第一次,齊靜安問她,“貴府打算怎麽安置貴人。”
王熙鳳心直口快,“我們太太已經讓人重新灑掃了抱廈……”
“賈二奶奶,你們府裏面給貴人住抱廈?”
王熙鳳頓時覺得後背上一股子冷風吹過,也不提接人這回事了,趕緊回府,在史太君跟前說了,“……還是要收拾出來一個院子才好。”

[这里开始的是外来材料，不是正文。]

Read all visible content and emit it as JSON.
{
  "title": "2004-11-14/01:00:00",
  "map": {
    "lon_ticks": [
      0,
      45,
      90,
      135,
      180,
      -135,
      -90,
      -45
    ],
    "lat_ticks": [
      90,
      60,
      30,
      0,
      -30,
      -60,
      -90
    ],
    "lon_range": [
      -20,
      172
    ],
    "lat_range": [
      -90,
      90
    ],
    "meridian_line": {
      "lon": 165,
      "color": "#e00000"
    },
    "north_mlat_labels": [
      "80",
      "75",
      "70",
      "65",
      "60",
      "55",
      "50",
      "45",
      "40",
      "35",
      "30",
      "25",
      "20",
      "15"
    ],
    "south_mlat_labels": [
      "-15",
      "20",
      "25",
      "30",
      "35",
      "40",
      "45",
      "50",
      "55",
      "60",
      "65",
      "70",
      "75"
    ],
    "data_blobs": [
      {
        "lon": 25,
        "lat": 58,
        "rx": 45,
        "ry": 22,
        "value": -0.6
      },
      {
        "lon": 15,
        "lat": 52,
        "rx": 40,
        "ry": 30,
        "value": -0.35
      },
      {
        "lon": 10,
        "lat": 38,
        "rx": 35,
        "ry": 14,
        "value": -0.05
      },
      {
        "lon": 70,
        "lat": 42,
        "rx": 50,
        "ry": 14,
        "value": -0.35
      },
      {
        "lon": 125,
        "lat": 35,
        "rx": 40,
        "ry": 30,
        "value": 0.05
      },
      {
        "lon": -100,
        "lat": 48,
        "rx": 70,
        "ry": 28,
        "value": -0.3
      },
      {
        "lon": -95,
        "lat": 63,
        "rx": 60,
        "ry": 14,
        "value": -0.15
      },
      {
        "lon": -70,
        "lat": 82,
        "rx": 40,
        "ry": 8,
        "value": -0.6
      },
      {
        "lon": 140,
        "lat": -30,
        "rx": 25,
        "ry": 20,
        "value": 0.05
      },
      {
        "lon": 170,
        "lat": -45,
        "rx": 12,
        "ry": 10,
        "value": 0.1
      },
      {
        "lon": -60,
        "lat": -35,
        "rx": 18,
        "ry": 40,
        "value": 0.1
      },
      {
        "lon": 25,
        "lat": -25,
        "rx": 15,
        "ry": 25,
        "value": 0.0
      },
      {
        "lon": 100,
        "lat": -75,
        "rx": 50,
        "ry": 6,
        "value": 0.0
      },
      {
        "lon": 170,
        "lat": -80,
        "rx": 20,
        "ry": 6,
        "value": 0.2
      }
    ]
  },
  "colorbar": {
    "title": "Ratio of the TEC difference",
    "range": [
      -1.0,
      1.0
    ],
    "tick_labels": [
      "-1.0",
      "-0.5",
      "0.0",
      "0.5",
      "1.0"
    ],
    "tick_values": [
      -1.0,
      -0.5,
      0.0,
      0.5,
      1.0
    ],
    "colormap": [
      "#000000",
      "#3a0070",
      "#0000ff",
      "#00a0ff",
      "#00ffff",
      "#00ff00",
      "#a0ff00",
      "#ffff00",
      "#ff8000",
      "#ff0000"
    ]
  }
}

“這是應該的。”史太君當然知道,不管是貴妃還是嫔,都是後宮女眷,都是日後賈府的依仗,要是不給貴人做臉面,日後貴人記在心上了,榮國府也借不了力。
王夫人少不得要咬牙讓人打掃院子,不止是打掃院子,還要在添加一些擺設,從庫房裏拿出來,擺好了這幾年都沒法再動,因為住過貴人,其他人也難以住進去。這府裏的好院子是她留給寶玉和賈蘭叔侄的。借口破敗沒修繕,壓着該搬家的人沒搬家,王熙鳳和賈琏夫婦還擠在一處三間房的小院子裏,幾乎稱不上是院子。
賈赦就在這個時候跳出來,先是對王夫人選的二等的院子看不上,要大院子。大院子有點破敗,那就現在修,什麽時候修好了,什麽時候去接貴人回來。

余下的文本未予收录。